JAKARTA — Pemerintah memutuskan untuk tidak melakukan lockdown dalam antisipasi penyebaran virus Covid-19. Dan lebih memilih untuk melakukan rapid test Covid-19, dengan alasan karena kedisplinan dan budaya masyarakat kita berbeda dengan negara lain menetapkan lockdown.
Terkait kebijakan tersebut, ekonom senior Institute for Development of Economics and Finance (INDEF), Faisal Basri, mengatakan, memang budaya atau pendekatan setiap negara dalam mengatasi wabah Covid-19 berbeda-beda.

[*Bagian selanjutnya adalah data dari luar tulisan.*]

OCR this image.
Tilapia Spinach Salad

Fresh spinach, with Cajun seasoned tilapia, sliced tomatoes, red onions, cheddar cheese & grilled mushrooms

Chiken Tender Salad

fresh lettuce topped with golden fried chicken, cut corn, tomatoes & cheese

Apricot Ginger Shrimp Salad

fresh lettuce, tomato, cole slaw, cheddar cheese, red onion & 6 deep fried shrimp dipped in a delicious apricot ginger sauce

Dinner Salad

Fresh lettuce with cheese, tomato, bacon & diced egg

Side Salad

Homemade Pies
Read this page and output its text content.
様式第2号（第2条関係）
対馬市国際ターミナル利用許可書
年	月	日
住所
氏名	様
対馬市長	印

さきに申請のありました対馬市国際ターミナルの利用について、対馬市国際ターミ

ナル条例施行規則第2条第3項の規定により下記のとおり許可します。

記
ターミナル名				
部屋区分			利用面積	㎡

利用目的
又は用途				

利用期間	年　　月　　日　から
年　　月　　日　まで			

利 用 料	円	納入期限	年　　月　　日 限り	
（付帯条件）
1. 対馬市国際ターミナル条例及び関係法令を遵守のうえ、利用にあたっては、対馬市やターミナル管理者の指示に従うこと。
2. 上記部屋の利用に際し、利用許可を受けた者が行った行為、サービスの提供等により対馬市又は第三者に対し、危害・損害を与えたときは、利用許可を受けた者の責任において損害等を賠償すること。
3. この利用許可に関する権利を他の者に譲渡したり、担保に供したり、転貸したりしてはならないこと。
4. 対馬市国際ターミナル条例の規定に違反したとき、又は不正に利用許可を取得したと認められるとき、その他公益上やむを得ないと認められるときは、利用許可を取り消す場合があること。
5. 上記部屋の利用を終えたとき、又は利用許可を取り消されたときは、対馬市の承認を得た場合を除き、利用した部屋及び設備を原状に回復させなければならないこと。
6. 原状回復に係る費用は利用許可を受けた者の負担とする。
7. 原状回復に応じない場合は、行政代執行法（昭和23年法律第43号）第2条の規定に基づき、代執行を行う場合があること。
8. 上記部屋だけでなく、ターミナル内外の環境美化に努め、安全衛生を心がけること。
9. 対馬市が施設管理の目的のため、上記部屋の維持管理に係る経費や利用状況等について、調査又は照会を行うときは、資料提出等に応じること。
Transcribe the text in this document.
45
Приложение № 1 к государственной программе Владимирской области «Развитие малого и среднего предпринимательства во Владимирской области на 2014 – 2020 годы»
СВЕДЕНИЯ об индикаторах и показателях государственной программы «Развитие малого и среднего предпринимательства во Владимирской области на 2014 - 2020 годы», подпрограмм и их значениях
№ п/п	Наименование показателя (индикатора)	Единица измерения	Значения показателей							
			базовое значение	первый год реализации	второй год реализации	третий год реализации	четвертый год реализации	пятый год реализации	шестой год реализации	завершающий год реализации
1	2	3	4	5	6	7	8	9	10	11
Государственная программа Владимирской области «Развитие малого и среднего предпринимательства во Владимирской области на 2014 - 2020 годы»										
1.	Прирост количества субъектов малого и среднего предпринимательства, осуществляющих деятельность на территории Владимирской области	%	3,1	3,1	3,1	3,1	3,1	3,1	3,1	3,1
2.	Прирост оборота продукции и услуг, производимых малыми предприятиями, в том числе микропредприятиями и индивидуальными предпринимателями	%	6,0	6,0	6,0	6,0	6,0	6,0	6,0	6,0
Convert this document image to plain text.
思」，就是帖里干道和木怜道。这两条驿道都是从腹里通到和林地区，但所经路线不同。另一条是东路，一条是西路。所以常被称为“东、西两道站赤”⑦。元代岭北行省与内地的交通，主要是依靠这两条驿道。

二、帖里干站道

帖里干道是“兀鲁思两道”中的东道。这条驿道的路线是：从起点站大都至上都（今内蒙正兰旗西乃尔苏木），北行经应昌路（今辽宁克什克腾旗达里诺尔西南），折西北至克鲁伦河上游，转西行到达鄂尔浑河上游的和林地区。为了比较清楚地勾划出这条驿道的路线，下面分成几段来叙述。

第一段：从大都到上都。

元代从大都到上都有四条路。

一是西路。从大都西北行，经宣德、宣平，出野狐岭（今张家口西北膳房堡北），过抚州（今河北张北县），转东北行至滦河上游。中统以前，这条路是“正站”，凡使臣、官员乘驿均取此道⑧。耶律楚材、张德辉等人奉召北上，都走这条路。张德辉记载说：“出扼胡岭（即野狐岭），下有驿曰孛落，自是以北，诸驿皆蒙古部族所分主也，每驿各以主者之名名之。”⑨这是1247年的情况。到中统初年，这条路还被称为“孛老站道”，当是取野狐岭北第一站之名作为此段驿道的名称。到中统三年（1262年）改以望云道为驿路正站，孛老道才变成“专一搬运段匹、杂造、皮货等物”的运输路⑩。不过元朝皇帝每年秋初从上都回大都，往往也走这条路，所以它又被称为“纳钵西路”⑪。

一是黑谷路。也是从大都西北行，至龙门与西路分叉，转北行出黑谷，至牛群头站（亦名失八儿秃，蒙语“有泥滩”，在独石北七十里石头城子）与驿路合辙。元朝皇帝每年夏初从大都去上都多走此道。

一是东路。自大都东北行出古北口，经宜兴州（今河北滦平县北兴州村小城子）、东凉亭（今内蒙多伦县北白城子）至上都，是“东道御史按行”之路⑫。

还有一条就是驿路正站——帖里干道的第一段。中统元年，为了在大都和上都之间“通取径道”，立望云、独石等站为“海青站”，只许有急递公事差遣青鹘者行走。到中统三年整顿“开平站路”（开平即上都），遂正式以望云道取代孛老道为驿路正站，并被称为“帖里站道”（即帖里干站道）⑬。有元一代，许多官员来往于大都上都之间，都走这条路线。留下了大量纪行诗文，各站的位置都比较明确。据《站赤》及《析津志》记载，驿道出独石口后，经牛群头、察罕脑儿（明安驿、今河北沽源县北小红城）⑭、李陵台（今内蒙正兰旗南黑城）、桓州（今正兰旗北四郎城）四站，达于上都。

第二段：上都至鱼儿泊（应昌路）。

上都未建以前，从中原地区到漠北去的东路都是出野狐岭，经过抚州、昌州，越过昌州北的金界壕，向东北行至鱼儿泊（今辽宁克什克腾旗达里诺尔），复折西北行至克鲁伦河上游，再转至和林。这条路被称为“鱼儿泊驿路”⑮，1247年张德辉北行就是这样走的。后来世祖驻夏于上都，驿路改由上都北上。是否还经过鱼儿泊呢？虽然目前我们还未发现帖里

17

Contohnya kata dia, Hongkong lebih mengutamakan libur sekolah, begitu juga dengan Singapura melakukan langka berbeda. Dan Korea tidak melakukan lockdwon, tapi negara ini mempunyai kapasitas untuk memeriksa mobilitas manusia yang keluar masuk daerah di negara tersebut.
“Jadi keputusan kita memilih apa tergantung pada kondisi kita. Nah, kondisi kita justru kalau dipretelin satu-satu membuat kita tidak punya pilihan kecuali lockdown, utamanya Jakarta ini,” kata Faisal pada konferensi pers INDEF online bertajuk ‘Analisa Ekonomi Politik Kebijakan Penanganan Covid-19’, Jumat (27/3/2020) sore.
Negara Amerika Serikat itu epicentrumnya New York, dan Indonesia adalah Jakarta. “Nah, ini Jakarta penyebarannya kemana-kemana,” tukasnya.
Oleh karena itu menurut Faisal, sebetulnya Indonesia lebih mudah melakukan lockdown terbatas karena kita kepulauan bukan continental.
“Jaga saja Jakarta, dan utamakan kalau sudah menjalar ke kota Jawa. Maka, jaga dulu Jawa supaya tidak merembet ke provinsi lain. Tapi data kemarin sudah 27 provinsi terdampak virus Covid-19. Ini dalam 24 jam, bertambah,” paparnya.
Dia menegaskan, jika pemerintah tidak melakukan proses monitoring yang memadai terhadap mobilitas manusia dari Jakarta ke daerah, atau sebaliknya dari daerah ke Jakarta. Maka ini semakin sulit pencegahan penularan wabah Covid-19.